Nasr and Brown reported that a 37-year-old man with a history of alcohol abuse, palatal tremors and ear clicks, and who had been hospitalized for excessive alcohol intake, has shown gradual improvement of ear clicks and frequency of tremors after being treated with lamotrigine, which is a sodium channel blocking antiepileptic drug [15]. However, the long-term success of this drug could not be determined, because the patient discontinued its use after being discharged from the hospital.

Botulinum toxin is a neurotoxin that blocks neuromuscular transmission by inhibiting the acetylcholine receptor. Since the establishment of botulinum toxin as a safe and tolerable treatment for various therapeutic indications [16] including migraine [17], cerebral palsy [18], and cervical and maxillofacial conditions [19], it has been sporadically tested for treating EPTs.

In some cases, botulinum toxin was directly injected into the soft palate to ameliorate symptoms [20, 21]. Its efficacy in EPT stems from the fact that it binds to cholinergic nerve endings and causes muscular paralysis, thereby reducing muscular contractions. Its long-term use has not been found to cause permanent muscular degeneration [22, 23].

Recently, Tobias et al. [24] reported that long-term botulinum toxin injections could relieve objective tinnitus in a 78-year-old woman with minimal side effects.
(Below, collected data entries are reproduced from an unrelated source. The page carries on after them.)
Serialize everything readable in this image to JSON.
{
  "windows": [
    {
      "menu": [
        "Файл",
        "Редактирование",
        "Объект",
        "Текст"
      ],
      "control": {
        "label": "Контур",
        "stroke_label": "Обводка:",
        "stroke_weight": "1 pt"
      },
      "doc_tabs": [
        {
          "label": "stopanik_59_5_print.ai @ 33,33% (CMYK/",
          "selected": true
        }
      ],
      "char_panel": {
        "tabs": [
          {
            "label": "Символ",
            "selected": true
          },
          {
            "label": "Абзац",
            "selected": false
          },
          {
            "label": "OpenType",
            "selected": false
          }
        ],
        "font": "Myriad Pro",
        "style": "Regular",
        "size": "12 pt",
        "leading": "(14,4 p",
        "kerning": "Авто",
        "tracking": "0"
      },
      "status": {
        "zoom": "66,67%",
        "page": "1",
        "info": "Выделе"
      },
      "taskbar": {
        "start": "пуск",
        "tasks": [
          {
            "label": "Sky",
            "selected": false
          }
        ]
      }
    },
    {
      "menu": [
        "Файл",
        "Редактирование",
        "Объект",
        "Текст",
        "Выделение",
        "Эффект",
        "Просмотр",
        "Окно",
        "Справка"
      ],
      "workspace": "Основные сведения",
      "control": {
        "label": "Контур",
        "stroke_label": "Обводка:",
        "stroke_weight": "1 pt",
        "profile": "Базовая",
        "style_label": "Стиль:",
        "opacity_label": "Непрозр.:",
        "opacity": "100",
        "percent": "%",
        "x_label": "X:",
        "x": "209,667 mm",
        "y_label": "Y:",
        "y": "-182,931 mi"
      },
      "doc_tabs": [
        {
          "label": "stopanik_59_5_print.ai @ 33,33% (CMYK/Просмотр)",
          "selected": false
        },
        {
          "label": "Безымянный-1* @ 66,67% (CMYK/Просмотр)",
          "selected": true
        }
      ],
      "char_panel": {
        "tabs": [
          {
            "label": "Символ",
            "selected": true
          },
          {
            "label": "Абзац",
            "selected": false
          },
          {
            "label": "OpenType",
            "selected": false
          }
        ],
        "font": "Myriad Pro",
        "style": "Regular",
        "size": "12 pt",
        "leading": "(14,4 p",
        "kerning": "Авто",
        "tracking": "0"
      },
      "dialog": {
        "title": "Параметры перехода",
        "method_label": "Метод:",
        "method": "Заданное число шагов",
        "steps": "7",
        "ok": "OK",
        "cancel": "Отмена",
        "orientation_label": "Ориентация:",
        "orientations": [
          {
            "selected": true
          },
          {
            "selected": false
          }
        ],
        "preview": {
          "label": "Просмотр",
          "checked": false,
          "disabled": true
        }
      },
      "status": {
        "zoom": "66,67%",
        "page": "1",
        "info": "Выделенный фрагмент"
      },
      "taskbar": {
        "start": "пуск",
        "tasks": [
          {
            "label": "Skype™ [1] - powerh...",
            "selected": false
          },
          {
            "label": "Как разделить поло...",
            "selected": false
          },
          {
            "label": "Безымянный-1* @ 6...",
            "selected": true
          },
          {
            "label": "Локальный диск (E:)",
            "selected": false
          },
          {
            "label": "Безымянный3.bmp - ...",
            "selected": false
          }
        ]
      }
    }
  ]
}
However, the toxin yielded temporary effects and had to be administered every 5–6 months to prevent recurrence of symptoms that could affect the daily activities of the patient.

Anis and Pollak reported that a 36-year-old woman with EPT, who had failed to respond to conservative treatment with anxiolytics, was successfully treated with 2–3 injections of botulinum toxin [25]. Symptomatic relief was obtained within two days of injection.

Even though the source of the clicks in our patient was different from that reported in previous cases, we applied symptom-guided injections of botulinum toxin in our patient. Unlike the temporary relief provided by lidocaine injections, four simultaneous injections of botulinum toxin were found to diminish the tremors in our patient. Although our patient tolerated the treatment well, alleviation of symptoms required at least two weeks. Variability in time and dosage required for symptomatic relief in our patient and in patients reported in previous studies suggests that individualized titration of dose and frequency by close monitoring of symptoms may be critical in achieving long-term benefits, as suggested by Anis and Pollak [25].

Although the etiology of EPT remains unclear, some patients were found to have minor ailments [26] or symptoms such as otitis media, fever, or tonsillitis before the occurrence of EPTs. Our patient had excessive phlegm for two years and pharyngalgia for one week. We believe that these symptoms could be related to the etiology of EPT, because they were spontaneously relieved within 15 days after botulinum toxin treatment. Additional studies will be required to determine the pathogenesis of EPT with nasal clicks, as well as the occurrence of phlegm and pharyngalgia.

Conclusions

Tinnitus is the most common symptom of EPT. In this study, we report the first case of a patient with EPT who presented with nasal clicks, instead of objective pulsatile tinnitus. Similar to previous reports, botulinum toxin injections were found to alleviate symptoms and improve the quality of life of the patient for up to three months. Although the detailed pathophysiology and etiology of EPT that presented with nasal clicks remains unclear, we recommend that otolaryngologists should expect this rare occurrence in the clinical setting. Patients with this rare disorder usually have a poor social life. Therefore, clinicians should exercise care, patience and attention when handling such cases in order not to worsen the psychological status of the patient.